Vidya Pinandhita - detikHealth
Kamis, 16 Feb 2023 12:59 WIB
Jakarta -

Guinea Equatorial melaporkan temuan wabah baru virus Marburg, yang diketahui bersifat amat menular dan mematikan layaknya virus Ebola. Demi mencegah penyebaran virus, pemerintah setempat mengkarantina lebih dari 200 orang yang dianggap bergejala.

Organisasi Kesehatan Dunia (WHO) melaporkan sebanyak 9 kasus kematian akibat virus Marburg di wilayah bagian negara Afrika Barat tersebut. Disebutkannya, tingkat kematian akibat virus Marburg mencapai 88 persen.

"Selain 9 kematian, Guinea melaporkan sedikitnya 16 kasus diduga virus Marburg dengan gejala termasuk demam, kelelahan, muntah darah, dan diare," kata WHO, dikutip dari US News, Selasa (14/2/2023).

Asal-usul Virus Marburg

Epidemiolog dari Universitas Griffith Australia, Dicky Budiman, menjelaskan virus Marburg pertama kali ditemukan oleh virologis di Marburg dan di Frankfurt, Jerman pada 1976. Namun saat kasus merebak, belum diketahui bahwa penyakit tersebut disebabkan virus Marburg.

Saat itu, kasus serupa juga ditemukan di kota Belgrade, Serbia. Pasien mengalami demam dibarengi perdarahan, serta tingkat kematian yang tinggi.

"Setelah diperiksa akhirnya ditemukan saat itu bahwa ini ada virus dari keluarga Filoviridae namanya. Ini satu keluarga dengan ebola virus yang juga satu kelompok itu," terang Dicky pada detikcom, Rabu (15/2/2023).

"Itu kematiannya hampir sama dan ini bisa sampai 88 persen, bahkan ada yang sampai 90 persen. Paling buruk. Jadi sangat mematikan. Tapi menular, sangat menular. Terutama dari cairan tubuh dari si pasien," sambungnya.

Lebih lanjut Dicky menjelaskan, virus Marburg pada awalnya menular dari hewan ke manusia (zoonosis). Namun kemudian seiring wabahnya, menular dari pasien ke pasien lain melalui cairan tubuh.
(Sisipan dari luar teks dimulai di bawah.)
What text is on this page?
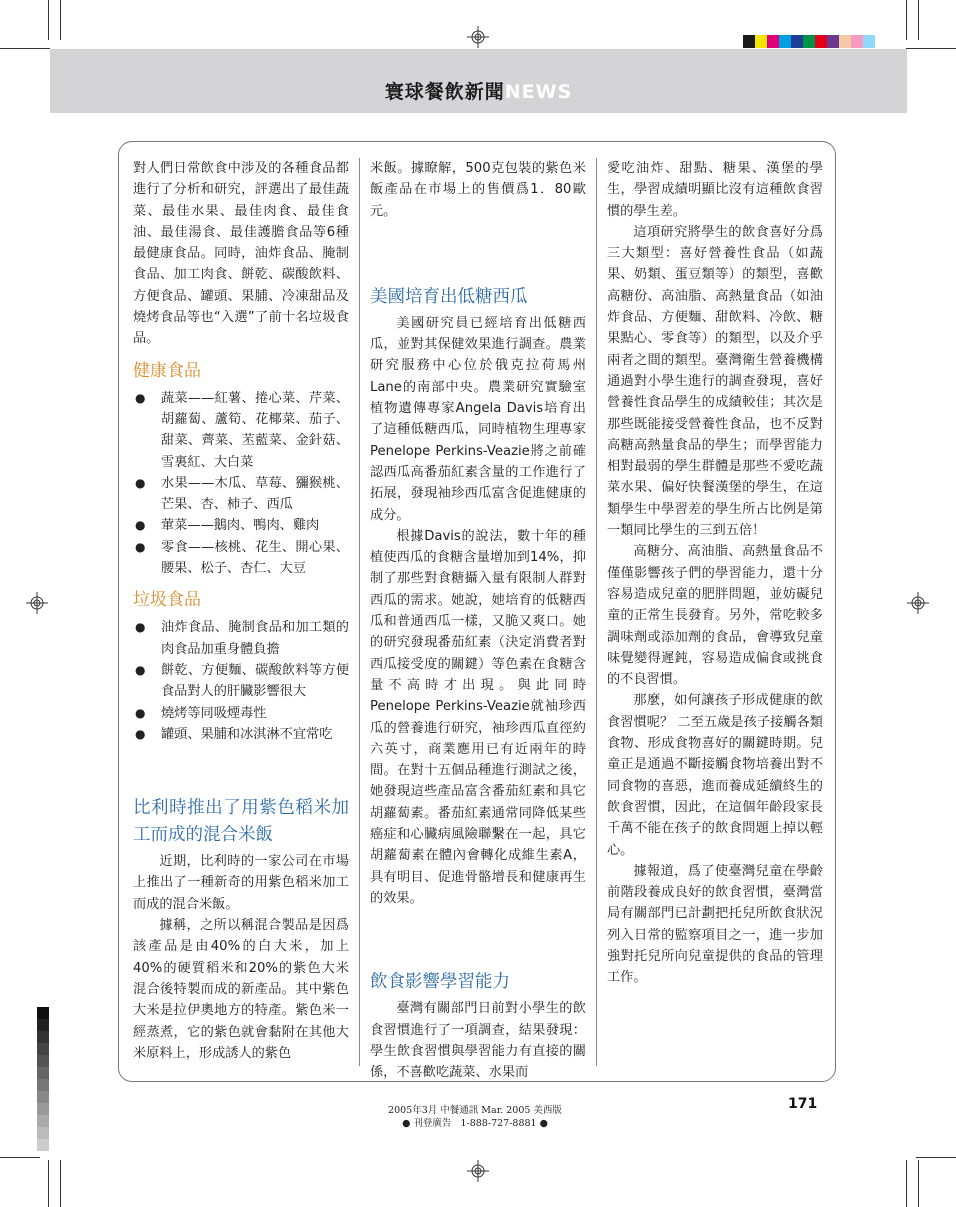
寰球餐飲新聞NEWS

對人們日常飲食中涉及的各種食品都進行了分析和研究，評選出了最佳蔬菜、最佳水果、最佳肉食、最佳食油、最佳湯食、最佳護膽食品等6種最健康食品。同時，油炸食品、腌制食品、加工肉食、餅乾、碳酸飲料、方便食品、罐頭、果脯、冷凍甜品及燒烤食品等也“入選”了前十名垃圾食品。

健康食品
● 蔬菜——紅薯、捲心菜、芹菜、胡蘿蔔、蘆筍、花椰菜、茄子、甜菜、薺菜、苤藍菜、金針菇、雪裏紅、大白菜
● 水果——木瓜、草莓、獼猴桃、芒果、杏、柿子、西瓜
● 葷菜——鵝肉、鴨肉、雞肉
● 零食——核桃、花生、開心果、腰果、松子、杏仁、大豆
垃圾食品
● 油炸食品、腌制食品和加工類的肉食品加重身體負擔
● 餅乾、方便麵、碳酸飲料等方便食品對人的肝臟影響很大
● 燒烤等同吸煙毒性
● 罐頭、果脯和冰淇淋不宜常吃
比利時推出了用紫色稻米加工而成的混合米飯

近期，比利時的一家公司在市場上推出了一種新奇的用紫色稻米加工而成的混合米飯。

據稱，之所以稱混合製品是因爲該產品是由40%的白大米，加上40%的硬質稻米和20%的紫色大米混合後特製而成的新產品。其中紫色大米是拉伊奧地方的特產。紫色米一經蒸煮，它的紫色就會黏附在其他大米原料上，形成誘人的紫色

米飯。據瞭解，500克包裝的紫色米飯產品在市場上的售價爲1．80歐元。

美國培育出低糖西瓜

美國研究員已經培育出低糖西瓜，並對其保健效果進行調查。農業研究服務中心位於俄克拉荷馬州Lane的南部中央。農業研究實驗室植物遺傳專家Angela Davis培育出了這種低糖西瓜，同時植物生理專家Penelope Perkins-Veazie將之前確認西瓜高番茄紅素含量的工作進行了拓展，發現袖珍西瓜富含促進健康的成分。

根據Davis的說法，數十年的種植使西瓜的食糖含量增加到14%，抑制了那些對食糖攝入量有限制人群對西瓜的需求。她說，她培育的低糖西瓜和普通西瓜一樣，又脆又爽口。她的研究發現番茄紅素（決定消費者對西瓜接受度的關鍵）等色素在食糖含量不高時才出現。與此同時Penelope Perkins-Veazie就袖珍西瓜的營養進行研究，袖珍西瓜直徑約六英寸，商業應用已有近兩年的時間。在對十五個品種進行測試之後，她發現這些產品富含番茄紅素和具它胡蘿蔔素。番茄紅素通常同降低某些癌症和心臟病風險聯繫在一起，具它胡蘿蔔素在體內會轉化成維生素A，具有明目、促進骨骼增長和健康再生的效果。

飲食影響學習能力

臺灣有關部門日前對小學生的飲食習慣進行了一項調查，結果發現：學生飲食習慣與學習能力有直接的關係，不喜歡吃蔬菜、水果而

愛吃油炸、甜點、糖果、漢堡的學生，學習成績明顯比沒有這種飲食習慣的學生差。

這項研究將學生的飲食喜好分爲三大類型：喜好營養性食品（如蔬果、奶類、蛋豆類等）的類型，喜歡高糖份、高油脂、高熱量食品（如油炸食品、方便麵、甜飲料、冷飲、糖果點心、零食等）的類型，以及介乎兩者之間的類型。臺灣衛生營養機構通過對小學生進行的調查發現，喜好營養性食品學生的成績較佳；其次是那些既能接受營養性食品，也不反對高糖高熱量食品的學生；而學習能力相對最弱的學生群體是那些不愛吃蔬菜水果、偏好快餐漢堡的學生，在這類學生中學習差的學生所占比例是第一類同比學生的三到五倍！

高糖分、高油脂、高熱量食品不僅僅影響孩子們的學習能力，還十分容易造成兒童的肥胖問題，並妨礙兒童的正常生長發育。另外，常吃較多調味劑或添加劑的食品，會導致兒童味覺變得遲鈍，容易造成偏食或挑食的不良習慣。

那麼，如何讓孩子形成健康的飲食習慣呢？ 二至五歲是孩子接觸各類食物、形成食物喜好的關鍵時期。兒童正是通過不斷接觸食物培養出對不同食物的喜惡，進而養成延續終生的飲食習慣，因此，在這個年齡段家長千萬不能在孩子的飲食問題上掉以輕心。

據報道，爲了使臺灣兒童在學齡前階段養成良好的飲食習慣，臺灣當局有關部門已計劃把托兒所飲食狀況列入日常的監察項目之一，進一步加強對托兒所向兒童提供的食品的管理工作。

2005年3月 中餐通訊 Mar. 2005 美西版
● 刊登廣告 1-888-727-8881 ●
171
Meski perjalanan penyebaran penyakit ini relatif lambat, kewaspadaan tetap diperlukan mengingat perjalanan antar negara kini semakin tinggi.

"Karena manusia mengkonsumsi atau terkontaminasi dari kotoran dari hewan kelelawar itu yang menempel di buah, atau produk, atau produk lain yang akhirnya dikonsumsi oleh manusia. Khususnya di Afrika sana atau pun bisa saja di daerah tropis lain yang memiliki potensi kelelawar buah yang sama," terangnya.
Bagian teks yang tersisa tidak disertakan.